Iridium implements a full LINQ provider in the IDataSet class. It has native support for .Where(), .OrderBy(), .ThenBy(), .Take(), .Skip(), .First()

LINQ queries will be translated to server-side queries whenever it makes sense (if the data provider supports it). Currently this is supported by any SQL data provider.

In addition, queries can be performed across relations and if possible the query will be translated to a server-side query with the appropriate joins.


The following expressions are supported in a LINQ Where() expression:

  • A <operator> B
    • A and B should be numeric, booleans, dates or strings
    • Supported operators: ==,!=,<,>,<=,>=,+,-,/,*,&&,||
  • A.Length where A is a string
  • A.StartsWith(B) where A and B are strings
  • A.EndsWith(B) where A and B are strings
  • A.Contains(B) where A and B are strings
  • A.B where B is a many-to-one relation of A (this can be chained)
  • One-To-Many predicates
    • A.B.Any(condition) (condition is an optional condition lambda expression)
    • A.B.Count(condition) (condition is an optional condition lambda expression)
    • A.B.All(condition) (condition is an optional condition lambda expression)


var orders = DB.Orders;

from o in orders where o.OrderDate < DateTime.Today select o
from o in orders where o.OrderItems.Count() > 1 select o
from o in orders where o.OrderItems.Any(item => item.ProductID == "A") select o
from o in orders where o.OrderItems.Any() select o
from o in orders where o.Customer.Name.StartsWith("A") select o

// or any combination
from o in orders 
      where o.Customer.Name == "John Doe" 
          && o.OrderDate < DateTime.Today 
          && o.OrderItems.Any() select o

If a query can't be translated to SQL, any part of the query that can't be translated will be evaluated in code at runtime. This will hurt performance but it will still give you the results you need.
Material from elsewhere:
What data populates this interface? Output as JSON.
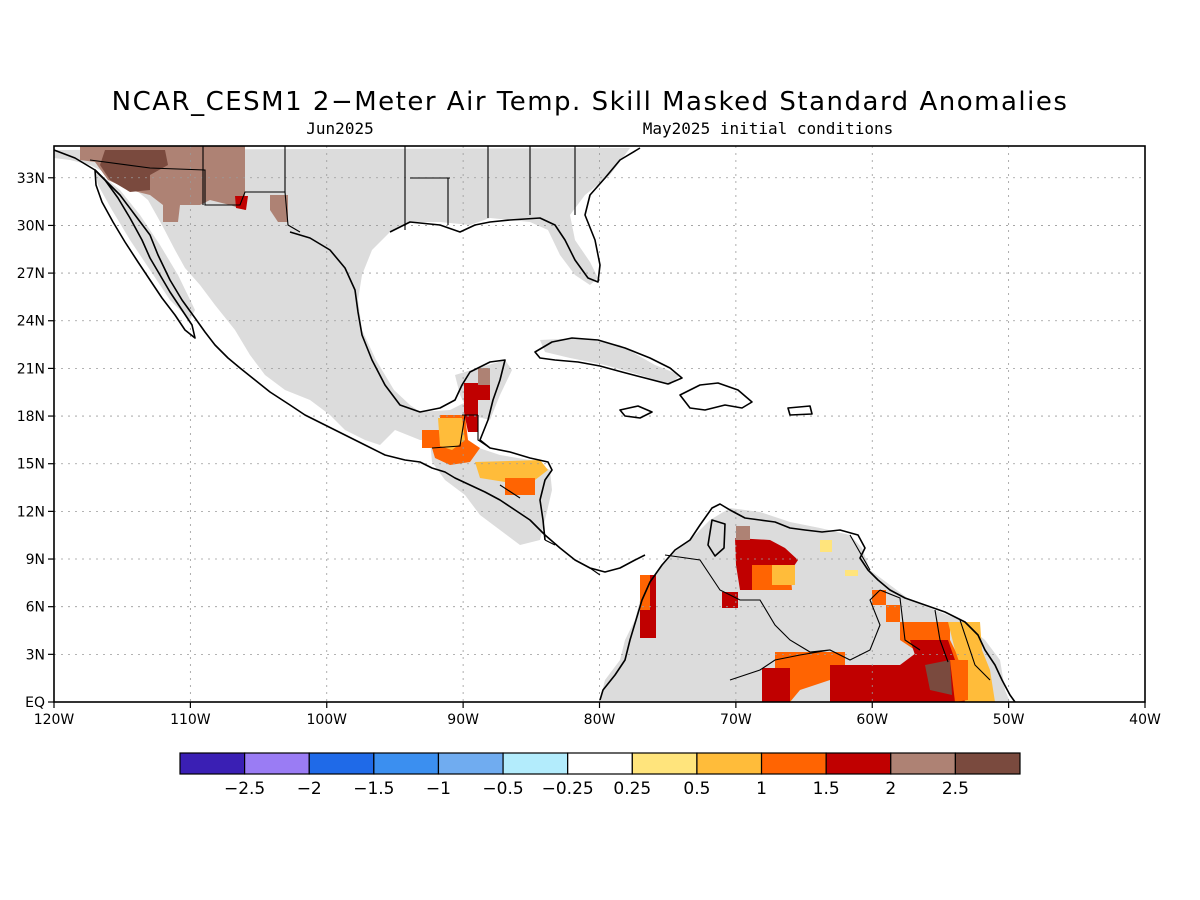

For example, say you have a custom function to determine if a customer object should be included in a query, but you only want to select customers with a name starting with "A":

var customers = from customer in DB.Customers 
                where customer.Name.StartsWith("A") && CustomMethod(customer) 
                select customer;

It's obvious that the call to CustomMethod(customer) can't be translated to SQL so Iridium will do the following:

select * from Customer where Name like 'A%'

Then the results will filtered in code:

customers = customers.Where(c => CustomMethod(c))

Iridium will split the predicate and feed part of if to the database and part of it will be evaluated in code.

.OrderBy() and .ThenBy()

Any expression supported in a .Where() predicate is also supported for sorting.

.First() , .Take() and .Skip()

Most database drivers (including all SQL drivers) will execute a native query satisfying the criteria. In other words, Iridium will not get all the records and then take the first element. It will try to only retrieve the first record from the database.

Note that .Last() will still fetch all records.